4. Premie begrafenisverzekering: E. 4,- per maand voor beide periodes (niet weersproken).
5. Kosten omgangsregeling: E. 53,- per maand voor beide periodes (niet betwist).
6. Aflossing op schulden:
Net als de rechtbank houdt het hof slechts rekening met E. 45,- aan aflossing op het krediet bij de Postbank, nu de man wederom de noodzaak om het krediet tussentijds (in juli 2003) te verhogen niet heeft aangetoond. Het krediet is aanvankelijk door partijen afgesloten in verband met de door hen te maken kosten voor een uit te brengen deskundigenrapport vanwege een procedure aangaande een verborgen gebrek aan de echtelijke woning.
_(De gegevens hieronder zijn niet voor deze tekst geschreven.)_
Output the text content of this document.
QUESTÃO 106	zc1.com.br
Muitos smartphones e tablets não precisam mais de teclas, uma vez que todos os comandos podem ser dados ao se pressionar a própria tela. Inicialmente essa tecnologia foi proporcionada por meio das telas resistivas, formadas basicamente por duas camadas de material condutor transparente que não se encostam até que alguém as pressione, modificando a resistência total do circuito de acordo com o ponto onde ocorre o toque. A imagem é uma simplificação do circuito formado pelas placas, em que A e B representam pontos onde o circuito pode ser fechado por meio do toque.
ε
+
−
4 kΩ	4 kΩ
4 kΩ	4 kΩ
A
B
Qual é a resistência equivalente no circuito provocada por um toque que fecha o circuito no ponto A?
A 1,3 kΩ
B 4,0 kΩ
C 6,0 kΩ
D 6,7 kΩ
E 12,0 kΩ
De kosten van het deskundigenrapport moeten door de wederpartij in die procedure aan partijen worden vergoed. Het hof gaat er van uit dat dit krediet zal worden afbetaald zodra de woning is verkocht, zodat alleen voor periode A rekening wordt gehouden met een aflossing van E. 45,- per maand.
4.10. Het hof houdt, evenals de rechtbank, geen rekening met een bedrag van
E. 114,- aan premie levensverzekering, nu uit het faxbericht van 9 december 2003 van De Financieel Expert blijkt dat de polis premie-vrij is gemaakt en de man (thans) niets hoeft te betalen.
Vaststelling van de alimentatie
4.11. Op grond van hetgeen hierboven is overwogen en rekening houdend met alle relevante fiscale aspecten (waaronder het te behalen fiscale voordeel inzake de kinderalimentatie) is het hof van oordeel dat de man, naast de door de rechtbank vastgestelde kinderalimentatie, in periode A in staat is tot betaling van E. 26,- per maand ter voorziening in het levensonderhoud van de vrouw en in periode B in staat is tot betaling van de voor die periode door de rechtbank vastgestelde partneralimentatie.
4.12. De bestreden beschikking dient dus gedeeltelijk te worden vernietigd.
Proceskosten
4.13. De proceskosten van dit hoger beroep worden gecompenseerd, nu partijen gewezen echtgenoten zijn.
5. De beslissing
Het hof:
vernietigt de beschikking van de rechtbank te Breda van 25 mei 2004 voorzover daarin de partneralimentatie is bepaald voor de periode (A) vanaf 29 september 2004 tot aan de datum van verkoop/levering van de echtelijke woning en de verzochte omgangsregeling buiten behandeling is gesteld;
en inzoverre opnieuw rechtdoende:
bepaalt dat de man aan de vrouw voor haar levensonderhoud zal voldoen
- een bedrag van E. 26,- per maand met ingang van 29 september 2004 tot aan de datum van levering van de echtelijke woning, voor wat de nog niet verschenen termijnen betreft te voldoen bij vooruitbetaling;
bepaalt dat de minderjarige [naam minderjarige dochter 2.] omgang met de man heeft eenmaal per veertien dagen van vrijdagavond tussen 19.00 en 20.00 uur tot zondagavond (ongeveer) 19.00 uur; de vakanties en feestdagen in onderling overleg nader te regelen;
bekrachtigt de beschikking van de rechtbank te Breda van 25 mei 2004, voor zover aan het oordeel van het hof onderworpen, voor het overige;
verklaart deze beschikking tot zover uitvoerbaar bij voorraad;
compenseert de op dit hoger beroep gevallen proceskosten in die zin dat iedere partij de eigen kosten draagt;
wijst af het meer of anders verzochte.
Deze beschikking is gegeven door mrs. Draijer-Udo, Kranenburg en Katerberg en uitgesproken ter openbare terechtzitting van dit hof van 1 maart 2005 in tegenwoordigheid van de griffier.